À l’inverse, « l’augmentation de certaines taxes » n’est pas une bonne chose, estime-t-il. C’est par exemple le cas des nuitées en hôtel et camping, des activités et abonnements sportifs ainsi que des activités récréatives hors secteur culturel associatif, les repas à emporter et en livraison qui passeront de 6% à 12%. Idem pour le taux de TVA sur les pesticides chimiques qui augmente aussi de 12% à 21%. La taxe de 10 euros sur les billets d’avion de courte distance sera également augmentée de 0,50 euros par an à partir de 2027 jusqu’en 2029.
Par ailleurs, « la prise en charge des malades de longue durée pour les entreprises » est une mesure qui « ne va pas aider au développement de l’activité économique, » craint-il.
Sur les 526 000 malades de longue durée que compte la Belgique, l’Arizona voudrait en remettre 100 000 au travail, d’ici à 2029. Pour ce faire, un médecin généraliste ne pourra pas donner un premier certificat d’invalidité de plus de trois semaines. Et pas n’importe quel médecin, il faut que ce soit un généraliste qui a accès au dossier médical global du patient, soit le médecin traitant. Cette mesure ne concerne pas les médecins spécialistes, précise le cabinet du ministre fédéral de la Santé, Frank Vandenbroucke. Ensuite, pendant la première année, les certificats d’invalidité ne pourront pas être plus longs que trois mois.
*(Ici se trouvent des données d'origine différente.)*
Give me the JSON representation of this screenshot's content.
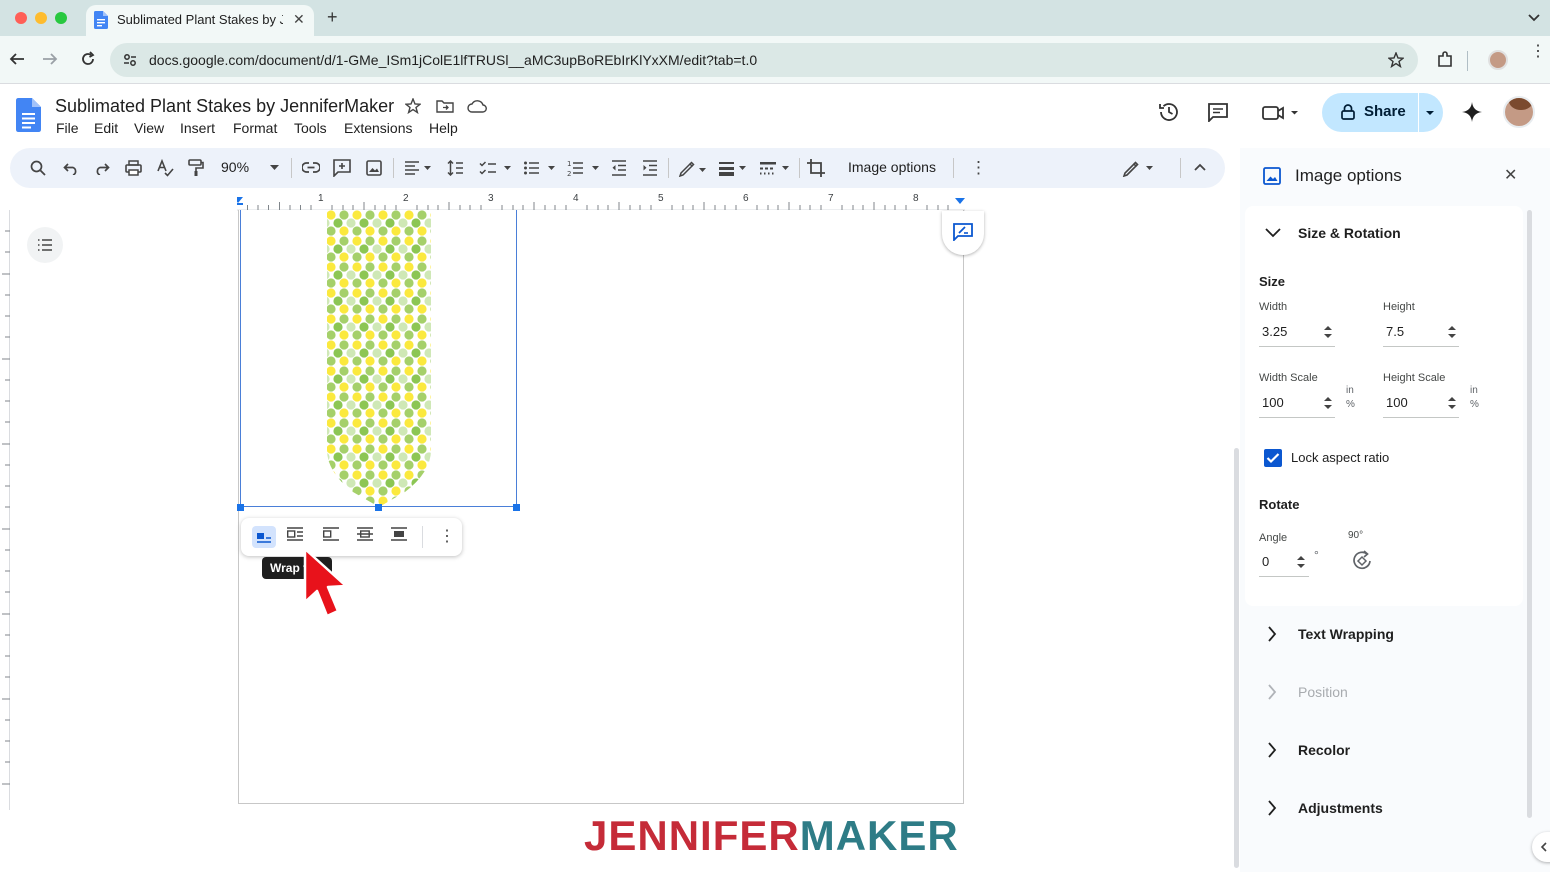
{
  "browser": {
    "tab_title": "Sublimated Plant Stakes by J",
    "url": "docs.google.com/document/d/1-GMe_ISm1jColE1lfTRUSl__aMC3upBoREbIrKlYxXM/edit?tab=t.0"
  },
  "doc": {
    "title": "Sublimated Plant Stakes by JenniferMaker",
    "menu": [
      "File",
      "Edit",
      "View",
      "Insert",
      "Format",
      "Tools",
      "Extensions",
      "Help"
    ],
    "share_label": "Share"
  },
  "toolbar": {
    "zoom": "90%",
    "image_options_label": "Image options"
  },
  "ruler": {
    "numbers": [
      "1",
      "2",
      "3",
      "4",
      "5",
      "6",
      "7",
      "8"
    ]
  },
  "canvas": {
    "tooltip": "Wrap t",
    "logo_part1": "JENNIFER",
    "logo_part2": "MAKER"
  },
  "panel": {
    "title": "Image options",
    "size_rotation": {
      "title": "Size & Rotation",
      "size_label": "Size",
      "width_label": "Width",
      "width_value": "3.25",
      "width_unit": "in",
      "height_label": "Height",
      "height_value": "7.5",
      "height_unit": "in",
      "width_scale_label": "Width Scale",
      "width_scale_value": "100",
      "height_scale_label": "Height Scale",
      "height_scale_value": "100",
      "percent": "%",
      "lock_label": "Lock aspect ratio",
      "lock_checked": true,
      "rotate_label": "Rotate",
      "angle_label": "Angle",
      "angle_value": "0",
      "degree": "°",
      "rotate90_label": "90°"
    },
    "sections": {
      "text_wrapping": "Text Wrapping",
      "position": "Position",
      "recolor": "Recolor",
      "adjustments": "Adjustments"
    }
  },
  "colors": {
    "accent": "#0b57d0",
    "share_bg": "#c2e7ff",
    "logo_red": "#c52b38",
    "logo_teal": "#2e7c86",
    "cursor_red": "#e8121b"
  }
}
Frédéric Panier n’apprécie pas cette mesure aussi d’un point de vue patronal. À partir de 2026, les employeurs seront également tenus de verser une cotisation de solidarité durant le deuxième et le troisième mois d’incapacité de travail afin de mieux suivre les absences. Le patron d’AKT explique que « les chefs d’entreprise sont inquiets de la mesure qui va leur demander de contribuer plus d’un point de vue financier quand une personne tombe en arrêt maladie de longue durée. » Ces derniers lui disent : « j’engage des personnes en situation de fragilité au niveau de leur santé, des personnes plus âgées, et je vais être pénalisé parce que je vais devoir payer. Et ça, ce n’est pas une bonne mesure. »
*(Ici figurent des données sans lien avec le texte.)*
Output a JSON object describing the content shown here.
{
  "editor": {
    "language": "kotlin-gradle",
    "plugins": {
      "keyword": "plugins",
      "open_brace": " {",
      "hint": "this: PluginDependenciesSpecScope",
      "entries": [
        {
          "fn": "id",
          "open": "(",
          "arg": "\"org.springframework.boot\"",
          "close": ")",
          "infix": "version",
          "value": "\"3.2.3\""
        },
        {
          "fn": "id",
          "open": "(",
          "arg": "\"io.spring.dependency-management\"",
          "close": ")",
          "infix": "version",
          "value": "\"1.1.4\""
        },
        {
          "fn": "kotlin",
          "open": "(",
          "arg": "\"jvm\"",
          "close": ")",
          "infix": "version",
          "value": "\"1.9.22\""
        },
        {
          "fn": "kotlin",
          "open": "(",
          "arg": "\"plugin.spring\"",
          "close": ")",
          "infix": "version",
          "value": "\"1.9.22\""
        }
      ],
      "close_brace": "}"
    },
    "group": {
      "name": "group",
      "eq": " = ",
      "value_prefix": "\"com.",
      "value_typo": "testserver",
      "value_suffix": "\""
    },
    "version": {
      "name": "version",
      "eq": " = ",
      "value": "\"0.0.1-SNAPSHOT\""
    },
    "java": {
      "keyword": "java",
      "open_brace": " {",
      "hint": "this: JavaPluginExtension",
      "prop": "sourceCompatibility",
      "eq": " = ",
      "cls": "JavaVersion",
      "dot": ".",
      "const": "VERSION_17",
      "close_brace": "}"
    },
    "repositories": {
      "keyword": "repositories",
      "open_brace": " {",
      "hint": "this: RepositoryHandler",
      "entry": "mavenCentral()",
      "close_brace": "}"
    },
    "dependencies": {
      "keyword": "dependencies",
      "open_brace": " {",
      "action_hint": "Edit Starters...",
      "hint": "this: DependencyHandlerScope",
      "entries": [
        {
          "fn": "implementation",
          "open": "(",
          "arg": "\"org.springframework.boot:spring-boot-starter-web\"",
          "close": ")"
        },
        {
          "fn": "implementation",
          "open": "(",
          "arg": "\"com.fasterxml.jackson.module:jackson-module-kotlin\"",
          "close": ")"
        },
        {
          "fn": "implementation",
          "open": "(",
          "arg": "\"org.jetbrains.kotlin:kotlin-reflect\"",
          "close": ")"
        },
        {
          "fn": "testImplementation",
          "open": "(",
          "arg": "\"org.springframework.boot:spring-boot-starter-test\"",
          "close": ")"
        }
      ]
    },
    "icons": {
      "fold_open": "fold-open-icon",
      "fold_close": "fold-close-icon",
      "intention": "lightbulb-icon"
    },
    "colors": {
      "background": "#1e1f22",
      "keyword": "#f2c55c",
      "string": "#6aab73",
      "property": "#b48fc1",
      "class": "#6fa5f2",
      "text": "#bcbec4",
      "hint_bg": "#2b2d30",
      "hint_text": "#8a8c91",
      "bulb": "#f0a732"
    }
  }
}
Après ces trois jours de grève et face à ce budget en demi-teinte, Frédéric Panier souhaiterait mettre sur la table deux priorités majeures avec les syndicats : « l’emploi et la formation. »
« On a un grand défi avec l’entrée en vigueur de la réforme des allocations de chômage de remettre un maximum de personnes à l’emploi l’année prochaine. » À partir du 1er mars 2026, les allocations de chômage complet seront limitées à un maximum de 24 mois, soit 12 mois de droit de base auxquels pourront s’ajouter jusqu’à 12 mois supplémentaires en fonction du passé professionnel. Toujours à partir du 1er mars 2026, les allocations d’insertion seront limitées à un maximum d’un an. Les conditions pour bénéficier du chômage complet et des allocations d’insertion changeront aussi à partir de cette date.
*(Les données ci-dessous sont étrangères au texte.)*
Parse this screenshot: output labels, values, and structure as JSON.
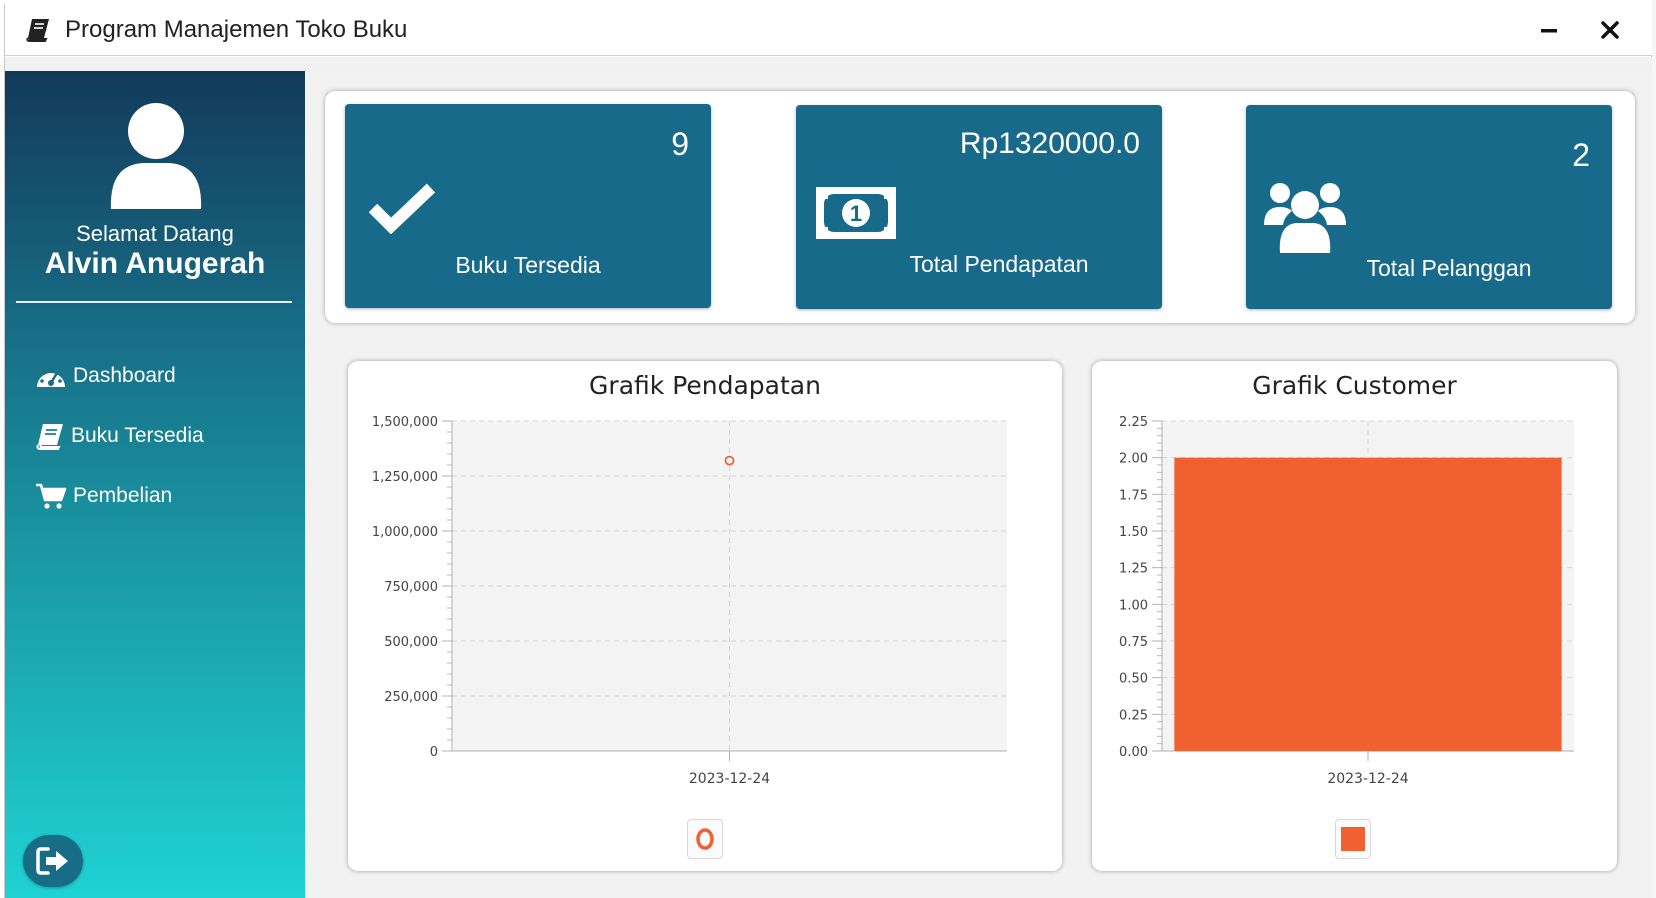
{
  "window": {
    "title": "Program Manajemen Toko Buku"
  },
  "sidebar": {
    "welcome": "Selamat Datang",
    "username": "Alvin Anugerah",
    "items": [
      {
        "label": "Dashboard",
        "icon": "dashboard-gauge-icon"
      },
      {
        "label": "Buku Tersedia",
        "icon": "book-icon"
      },
      {
        "label": "Pembelian",
        "icon": "cart-icon"
      }
    ],
    "logout_icon": "logout-icon"
  },
  "stats": [
    {
      "value": "9",
      "label": "Buku Tersedia",
      "icon": "check-icon"
    },
    {
      "value": "Rp1320000.0",
      "label": "Total Pendapatan",
      "icon": "money-bill-icon"
    },
    {
      "value": "2",
      "label": "Total Pelanggan",
      "icon": "users-icon"
    }
  ],
  "colors": {
    "card": "#186a8a",
    "series": "#f06030",
    "sidebar_top": "#123a59",
    "sidebar_bottom": "#1fd2d4"
  },
  "chart_data": [
    {
      "type": "line",
      "title": "Grafik Pendapatan",
      "categories": [
        "2023-12-24"
      ],
      "series": [
        {
          "values": [
            1320000
          ]
        }
      ],
      "ylim": [
        0,
        1500000
      ],
      "yticks": [
        0,
        250000,
        500000,
        750000,
        1000000,
        1250000,
        1500000
      ],
      "ytick_labels": [
        "0",
        "250,000",
        "500,000",
        "750,000",
        "1,000,000",
        "1,250,000",
        "1,500,000"
      ],
      "grid": true,
      "legend": "bottom",
      "legend_symbol": "circle"
    },
    {
      "type": "bar",
      "title": "Grafik Customer",
      "categories": [
        "2023-12-24"
      ],
      "series": [
        {
          "values": [
            2
          ]
        }
      ],
      "ylim": [
        0,
        2.25
      ],
      "yticks": [
        0,
        0.25,
        0.5,
        0.75,
        1.0,
        1.25,
        1.5,
        1.75,
        2.0,
        2.25
      ],
      "ytick_labels": [
        "0.00",
        "0.25",
        "0.50",
        "0.75",
        "1.00",
        "1.25",
        "1.50",
        "1.75",
        "2.00",
        "2.25"
      ],
      "grid": true,
      "legend": "bottom",
      "legend_symbol": "square"
    }
  ]
}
Frédéric Panier regrette qu’aujourd’hui « les aides à l’emploi sont compliquées. On va les reconcentrer sur les chômeurs de longue durée. Ça va permettre de réduire le coût d’engagement de ces personnes et de les mettre à l’emploi. »
Le retour à l’emploi se fait encore très lentement en Wallonie. Ainsi, on observe une hausse du taux d’emploi, qui est estimé à 68,4% au deuxième trimestre 2025 contre 66,8% au trimestre précédent, selon Statbel.
Face à ces chiffres, le patron d’AKT a un message clair à toutes les personnes qui vont être impactées par la réforme des allocations de chômage : « il faut se bouger maintenant. »
En effet, selon lui, le « principal problème, c’est qu’il y a des gens qui viennent postuler, mais qui n’ont pas les compétences pour les emplois en pénurie, souvent techniques. Il y a des milliers de places de formation ouvertes, au sein des opérateurs de formation professionnelle. »
C’est en formant mieux les gens aux métiers en pénurie qu' »on aura une réforme qui augmentera enfin de manière significative le taux d’emploi, » espère-t-il.